I think there will be a wall hit eventually with this, much like there was with visual recognition in the mid 2010s[0]. It will continue to improve but not exponentially

To be fair I am bullish it will make white collar work fundamentally different but smart companies will use it to accelerate their workforce productivity, reliability and delivery, not simply cut labor to the bone, despite that seemingly being every CEOs wet dream right now

[0]: remember when everyone was making demos and apps that would identify objects and such, and all the facial augmentation stuff?

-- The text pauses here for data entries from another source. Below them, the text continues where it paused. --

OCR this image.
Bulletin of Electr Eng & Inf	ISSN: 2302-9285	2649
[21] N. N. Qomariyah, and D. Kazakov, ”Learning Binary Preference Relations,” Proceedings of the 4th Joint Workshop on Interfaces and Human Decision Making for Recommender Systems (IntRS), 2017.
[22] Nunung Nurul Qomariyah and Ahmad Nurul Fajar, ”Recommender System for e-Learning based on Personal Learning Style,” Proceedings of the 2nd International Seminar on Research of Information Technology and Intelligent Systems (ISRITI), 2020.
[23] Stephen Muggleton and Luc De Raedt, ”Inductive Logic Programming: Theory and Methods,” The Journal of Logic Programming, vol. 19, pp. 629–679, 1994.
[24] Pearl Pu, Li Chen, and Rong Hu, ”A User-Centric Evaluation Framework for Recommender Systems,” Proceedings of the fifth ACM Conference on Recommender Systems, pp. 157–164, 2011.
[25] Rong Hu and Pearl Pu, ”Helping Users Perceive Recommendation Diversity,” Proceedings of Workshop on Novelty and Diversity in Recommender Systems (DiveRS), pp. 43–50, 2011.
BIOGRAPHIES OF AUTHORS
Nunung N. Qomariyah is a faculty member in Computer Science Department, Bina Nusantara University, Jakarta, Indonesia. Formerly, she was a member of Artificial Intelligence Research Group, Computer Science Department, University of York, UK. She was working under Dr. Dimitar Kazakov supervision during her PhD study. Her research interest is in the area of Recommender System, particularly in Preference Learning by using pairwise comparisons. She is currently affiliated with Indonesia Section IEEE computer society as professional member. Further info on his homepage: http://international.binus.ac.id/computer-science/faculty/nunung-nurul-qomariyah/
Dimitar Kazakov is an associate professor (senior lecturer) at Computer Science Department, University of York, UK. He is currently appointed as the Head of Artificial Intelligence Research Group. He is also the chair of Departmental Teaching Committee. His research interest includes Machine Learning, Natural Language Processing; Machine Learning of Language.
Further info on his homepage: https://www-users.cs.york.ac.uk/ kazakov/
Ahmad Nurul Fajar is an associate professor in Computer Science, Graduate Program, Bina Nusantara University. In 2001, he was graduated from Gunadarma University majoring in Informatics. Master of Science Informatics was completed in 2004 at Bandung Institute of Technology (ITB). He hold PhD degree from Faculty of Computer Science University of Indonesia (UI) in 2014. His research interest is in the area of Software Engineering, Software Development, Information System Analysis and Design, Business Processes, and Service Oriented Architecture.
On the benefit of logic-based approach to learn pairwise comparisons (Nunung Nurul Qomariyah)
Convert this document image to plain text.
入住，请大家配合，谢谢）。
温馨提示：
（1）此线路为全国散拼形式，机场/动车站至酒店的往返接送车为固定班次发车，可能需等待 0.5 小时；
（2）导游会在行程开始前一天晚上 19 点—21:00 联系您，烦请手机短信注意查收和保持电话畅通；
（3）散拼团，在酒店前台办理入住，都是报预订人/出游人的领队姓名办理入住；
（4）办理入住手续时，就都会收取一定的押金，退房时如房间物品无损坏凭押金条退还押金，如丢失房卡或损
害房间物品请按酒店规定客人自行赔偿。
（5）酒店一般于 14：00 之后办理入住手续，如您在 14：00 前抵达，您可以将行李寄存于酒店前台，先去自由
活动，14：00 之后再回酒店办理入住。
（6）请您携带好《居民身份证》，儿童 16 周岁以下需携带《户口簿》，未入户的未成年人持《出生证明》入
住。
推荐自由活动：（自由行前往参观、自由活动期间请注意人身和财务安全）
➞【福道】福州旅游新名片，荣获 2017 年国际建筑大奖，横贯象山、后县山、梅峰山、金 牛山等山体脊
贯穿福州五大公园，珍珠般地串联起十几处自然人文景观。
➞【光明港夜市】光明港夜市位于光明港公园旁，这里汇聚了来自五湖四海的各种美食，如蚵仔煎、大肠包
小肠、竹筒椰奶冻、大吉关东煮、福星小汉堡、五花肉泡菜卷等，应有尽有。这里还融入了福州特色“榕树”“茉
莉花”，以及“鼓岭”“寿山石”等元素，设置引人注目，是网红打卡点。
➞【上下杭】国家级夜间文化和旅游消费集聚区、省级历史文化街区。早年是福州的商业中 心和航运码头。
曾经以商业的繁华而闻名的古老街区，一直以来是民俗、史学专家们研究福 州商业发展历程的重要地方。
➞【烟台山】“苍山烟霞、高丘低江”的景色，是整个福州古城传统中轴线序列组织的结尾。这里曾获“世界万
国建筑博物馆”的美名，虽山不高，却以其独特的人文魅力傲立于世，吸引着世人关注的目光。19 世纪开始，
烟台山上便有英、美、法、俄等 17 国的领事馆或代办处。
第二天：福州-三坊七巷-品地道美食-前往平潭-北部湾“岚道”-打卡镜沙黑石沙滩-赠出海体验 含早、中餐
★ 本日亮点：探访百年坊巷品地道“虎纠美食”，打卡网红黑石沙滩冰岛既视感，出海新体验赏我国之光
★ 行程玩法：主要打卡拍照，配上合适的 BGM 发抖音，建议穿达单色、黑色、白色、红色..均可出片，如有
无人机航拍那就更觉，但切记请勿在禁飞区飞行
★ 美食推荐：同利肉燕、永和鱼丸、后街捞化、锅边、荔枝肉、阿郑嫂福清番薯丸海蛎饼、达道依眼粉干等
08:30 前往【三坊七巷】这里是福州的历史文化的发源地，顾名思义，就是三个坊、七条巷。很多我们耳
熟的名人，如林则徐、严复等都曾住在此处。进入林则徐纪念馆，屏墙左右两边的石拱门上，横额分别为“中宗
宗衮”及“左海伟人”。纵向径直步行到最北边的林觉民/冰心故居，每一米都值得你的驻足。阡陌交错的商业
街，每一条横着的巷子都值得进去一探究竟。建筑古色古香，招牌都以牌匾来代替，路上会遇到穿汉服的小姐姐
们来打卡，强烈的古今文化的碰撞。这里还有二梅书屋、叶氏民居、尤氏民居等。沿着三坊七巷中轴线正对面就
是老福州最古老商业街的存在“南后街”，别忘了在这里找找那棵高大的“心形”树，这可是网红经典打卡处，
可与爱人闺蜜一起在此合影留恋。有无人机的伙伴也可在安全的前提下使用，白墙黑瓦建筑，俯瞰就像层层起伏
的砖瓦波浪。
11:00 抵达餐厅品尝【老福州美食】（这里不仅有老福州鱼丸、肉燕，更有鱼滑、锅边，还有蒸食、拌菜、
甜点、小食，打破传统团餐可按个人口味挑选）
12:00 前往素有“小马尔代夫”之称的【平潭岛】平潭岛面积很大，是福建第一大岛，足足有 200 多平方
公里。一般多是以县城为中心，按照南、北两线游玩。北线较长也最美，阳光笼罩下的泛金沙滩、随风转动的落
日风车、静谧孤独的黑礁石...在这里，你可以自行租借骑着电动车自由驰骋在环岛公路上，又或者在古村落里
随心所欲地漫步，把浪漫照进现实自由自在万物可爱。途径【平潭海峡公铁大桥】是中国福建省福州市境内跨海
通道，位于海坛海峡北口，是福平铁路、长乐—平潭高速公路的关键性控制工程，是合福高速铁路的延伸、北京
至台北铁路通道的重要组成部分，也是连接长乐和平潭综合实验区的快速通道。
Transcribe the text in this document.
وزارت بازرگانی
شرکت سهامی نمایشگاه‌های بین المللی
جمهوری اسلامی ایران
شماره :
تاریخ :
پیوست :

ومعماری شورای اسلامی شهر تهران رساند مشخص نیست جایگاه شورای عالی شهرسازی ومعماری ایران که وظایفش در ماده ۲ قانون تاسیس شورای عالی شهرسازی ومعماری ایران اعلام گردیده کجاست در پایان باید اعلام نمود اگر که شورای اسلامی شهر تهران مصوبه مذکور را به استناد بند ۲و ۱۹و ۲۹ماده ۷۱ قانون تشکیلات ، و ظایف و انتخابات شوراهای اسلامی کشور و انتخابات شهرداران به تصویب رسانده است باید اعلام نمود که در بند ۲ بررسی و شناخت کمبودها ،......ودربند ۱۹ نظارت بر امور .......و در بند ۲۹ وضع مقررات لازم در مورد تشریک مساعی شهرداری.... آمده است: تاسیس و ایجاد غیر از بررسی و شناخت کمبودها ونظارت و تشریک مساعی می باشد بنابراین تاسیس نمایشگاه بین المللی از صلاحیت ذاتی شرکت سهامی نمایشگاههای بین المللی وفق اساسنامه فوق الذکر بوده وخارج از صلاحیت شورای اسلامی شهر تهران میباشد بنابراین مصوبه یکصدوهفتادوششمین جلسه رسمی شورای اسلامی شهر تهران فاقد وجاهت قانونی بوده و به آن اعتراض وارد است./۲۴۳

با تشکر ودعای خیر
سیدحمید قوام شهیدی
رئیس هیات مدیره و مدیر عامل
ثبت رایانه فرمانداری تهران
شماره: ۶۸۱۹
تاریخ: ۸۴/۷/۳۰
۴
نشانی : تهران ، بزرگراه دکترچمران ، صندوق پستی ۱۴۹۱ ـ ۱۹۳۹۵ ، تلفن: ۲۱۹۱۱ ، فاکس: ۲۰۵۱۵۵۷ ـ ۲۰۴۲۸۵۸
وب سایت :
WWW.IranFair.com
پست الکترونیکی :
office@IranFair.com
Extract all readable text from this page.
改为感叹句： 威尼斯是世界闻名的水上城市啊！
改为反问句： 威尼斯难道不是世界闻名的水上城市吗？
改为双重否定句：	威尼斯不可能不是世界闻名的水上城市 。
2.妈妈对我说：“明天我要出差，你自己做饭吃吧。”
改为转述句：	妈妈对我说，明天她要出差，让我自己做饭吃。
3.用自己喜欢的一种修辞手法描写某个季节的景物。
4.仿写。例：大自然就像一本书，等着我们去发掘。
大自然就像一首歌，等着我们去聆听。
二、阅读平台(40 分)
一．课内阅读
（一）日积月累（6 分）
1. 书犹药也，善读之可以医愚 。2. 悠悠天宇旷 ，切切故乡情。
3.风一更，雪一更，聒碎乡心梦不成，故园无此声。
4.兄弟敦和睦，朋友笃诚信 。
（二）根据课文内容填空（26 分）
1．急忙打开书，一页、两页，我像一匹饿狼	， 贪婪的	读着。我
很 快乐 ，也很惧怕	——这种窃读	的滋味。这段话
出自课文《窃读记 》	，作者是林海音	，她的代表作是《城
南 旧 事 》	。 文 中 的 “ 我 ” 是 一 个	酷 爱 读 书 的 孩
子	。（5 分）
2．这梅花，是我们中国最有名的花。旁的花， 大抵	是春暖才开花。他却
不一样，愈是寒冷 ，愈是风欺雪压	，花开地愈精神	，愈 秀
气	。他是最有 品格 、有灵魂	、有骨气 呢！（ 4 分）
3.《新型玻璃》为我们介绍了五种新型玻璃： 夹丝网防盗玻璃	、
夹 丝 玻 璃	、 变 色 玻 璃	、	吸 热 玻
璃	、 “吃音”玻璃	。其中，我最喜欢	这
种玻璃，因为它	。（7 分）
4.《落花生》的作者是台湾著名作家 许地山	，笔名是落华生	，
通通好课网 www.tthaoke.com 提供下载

My general understanding is that the tech is now in the incremental improvement stage. I think LLMs will hit the same stage in the near term and likely hover there for quite awhile



> I don’t believe the technology horizon in the next 5 years is sufficiently developed for recursive self improvement to work so well it requires no human intervention

I'm personally 50/50 on this prediction at this point. It doesn't feel like we have enough ingredients for end-to-end recursive self-improvement in the next 5 years, but the overall pace is such that I'm hesitant to say it's not likely either.

Still, my reply was to the person who seemed to say they won't be impressed until they see AIs "able to build better versions of themselves" and "exponential improvements of their capabilities" - to this I'm saying, if/when it happens, it'll be the last thing that they'll ever be impressed with.

> remember when everyone was making demos and apps that would identify objects and such, and all the facial augmentation stuff? My general understanding is that the tech is now in the incremental improvement stage.

I thought that this got a) boring, and b) all those advancements got completely blown away by multimodal LLMs and other related models.

My perspective is that we had a breakthrough across the board in this a couple years ago, after the stuff you mentioned happened, and that isn't showing signs of slowing down.